AdaptBit-HD: Adaptive Model Bitwidth for Hyperdimensional Computing

Abstract

Brain-inspired Hyperdimensional (HD) computing is a novel computing paradigm emulating the neuron’s activity in high-dimensional space. The first step in HD computing is to map each data point into high-dimensional space (e.g., 10,000). This poses several problems. For instance, the size of the data can explode and all subsequent operations need to be performed in parallel in D = 10,000 dimensions. Prior work alleviated this issue with model quantization. The HVs could then be stored in less space than the original data and lower bitwidth operations can be used to save energy. However, prior work quantized all samples to the same bitwidth. We propose, AdaptBit-HD, an Adaptive Model Bitwidth Architecture for accelerating HD Computing. AdaptBit-HD operates on the bits of the quantized model one bit at a time to save energy when fewer bits can be used to find the correct class.

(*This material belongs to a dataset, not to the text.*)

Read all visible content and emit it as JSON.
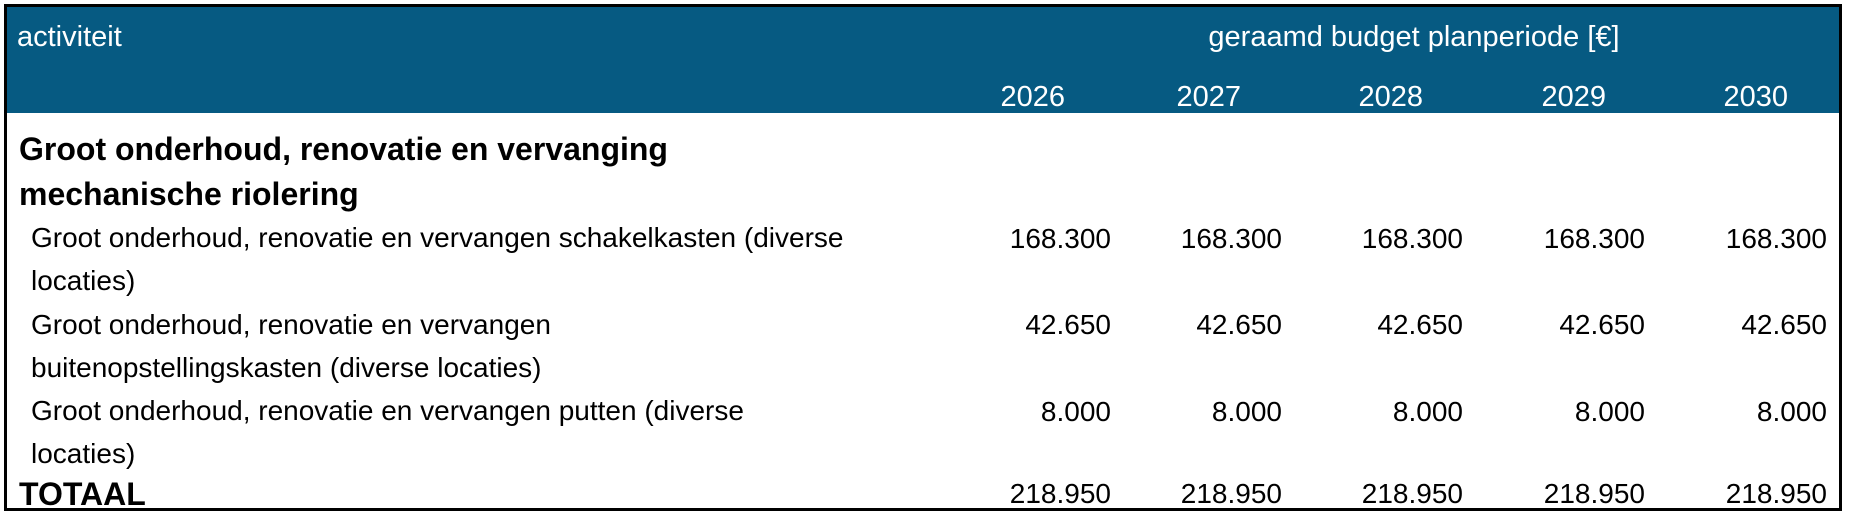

With AdaptBit-HD, we can achieve both high accuracy by utilizing all the bits when necessary and high energy efficiency by terminating execution at lower bits when our design is confident in the output. We additionally design an endto-end FPGA accelerator for AdaptBit-HD. Compared to 16-bit models, AdaptBit-HD is 14× more energy efficient and compared to binary models, AdaptBit-HD is 1.1% more accurate, which is comparable in accuracy to 16-bit models. This demonstrates that AdaptBit-HD is able to achieve the accuracy of full precision models, with the energy efficiency of binary models.